Bloggers, commentors, mainstream media and Obama himself have cited the venerable Catholic Charities as a prime example of a faith-based organization that does incredible amounts of good work for people nationwide. To a large extent, that's true. From homelessness to anti-poverty programs and more, Catholic Charities has provided services in volumes unmatched by most other organizations, faith-based and secular combined.
But in 2006 Catholic Charities in Boston opted to end its 100+ years old adoption program rather than work with LGBT prospective parents. Not working with these prospective parents would have violated Massachusetts' statewide nondiscrimination policy.
Despite the fact that the civilian board of Catholic Charities originally voted unanimously to continue processing adoptions for LGBT people (of which the organization had only done a handful in more than 10 years), church authorities pressed the issue, creating a controversy where for the local leaders who ran Catholic Charities there had not been one before.
The group's ultimate decision to end its adoption program prompted then Gov. Mitt Romney to call for a bill that would allow faith-based groups exemption from the state's nondiscrimination policy so that they could continue their "good work" without having to wrestle with their morals.
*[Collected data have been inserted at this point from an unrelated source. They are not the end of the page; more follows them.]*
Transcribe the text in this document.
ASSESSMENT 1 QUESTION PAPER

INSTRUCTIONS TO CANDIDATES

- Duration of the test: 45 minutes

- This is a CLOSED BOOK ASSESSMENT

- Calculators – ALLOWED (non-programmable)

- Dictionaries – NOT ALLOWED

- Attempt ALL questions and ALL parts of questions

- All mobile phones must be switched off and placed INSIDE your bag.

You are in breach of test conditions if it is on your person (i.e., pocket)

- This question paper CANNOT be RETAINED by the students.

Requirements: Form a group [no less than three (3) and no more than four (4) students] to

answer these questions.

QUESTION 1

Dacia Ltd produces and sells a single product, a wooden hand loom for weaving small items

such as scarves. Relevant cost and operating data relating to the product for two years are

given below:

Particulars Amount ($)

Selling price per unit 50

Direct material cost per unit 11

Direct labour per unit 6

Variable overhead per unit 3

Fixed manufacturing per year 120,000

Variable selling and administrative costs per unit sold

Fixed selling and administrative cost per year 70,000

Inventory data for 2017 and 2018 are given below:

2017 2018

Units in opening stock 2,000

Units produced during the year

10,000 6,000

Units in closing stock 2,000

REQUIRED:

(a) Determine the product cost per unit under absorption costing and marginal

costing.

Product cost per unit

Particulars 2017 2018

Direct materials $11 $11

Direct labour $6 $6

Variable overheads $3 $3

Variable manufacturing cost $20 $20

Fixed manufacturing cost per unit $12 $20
Life, as most people would agree, requires us to wrestle with our morals on a regular basis. Catholic Charities was particularly known for its success in placing special needs children. Yet somehow the moral compass of the church pointed toward no adoptions over at least theoretically leaving services open to LGBT prospective parents?
At the end of the day, Catholic Charities contracted with the state, and the state was right in standing its ground on exemptions to the nondiscrimination policy. But Catholic Charities must have -- or at least should have -- asked itself a very important question of faith-based service work:
Is the roll of the faith-based group to provide services for all who need them and in accordance with their needs because the group's morals, its faith, encourages that kind of humanity? Or is the roll of faith-based groups to provide services that encourage a particular outcome or world view, that are preferentially offered to certain kinds of people in certain situations only?
In other words, at the end of the day, are services offered by faith-based groups oriented towards the person with the need or the provider?
The truth of the matter is that we know that children do best when placed in the right home for them -- and that means looking at all the possible, qualified homes that children can be placed in. As Jennifer Chrisler has said, if groups like Catholic Charities were primarily concerned with the well-being of children, they would do everything in their power to find the right home, the right match, for each child - regardless of whether that home involved an LGBT parent.
As for Obama's position on faith-based groups, I'm not staying home on Election Day because of it, but he has a lot of difficult work ahead to make this effort satisfy all parties concerned. For starters, he could stop referring to Catholic Charities as if it has a clean slate when it comes to the controversy around faith influencing service provision, because clearly in the case of adoptions, it does not.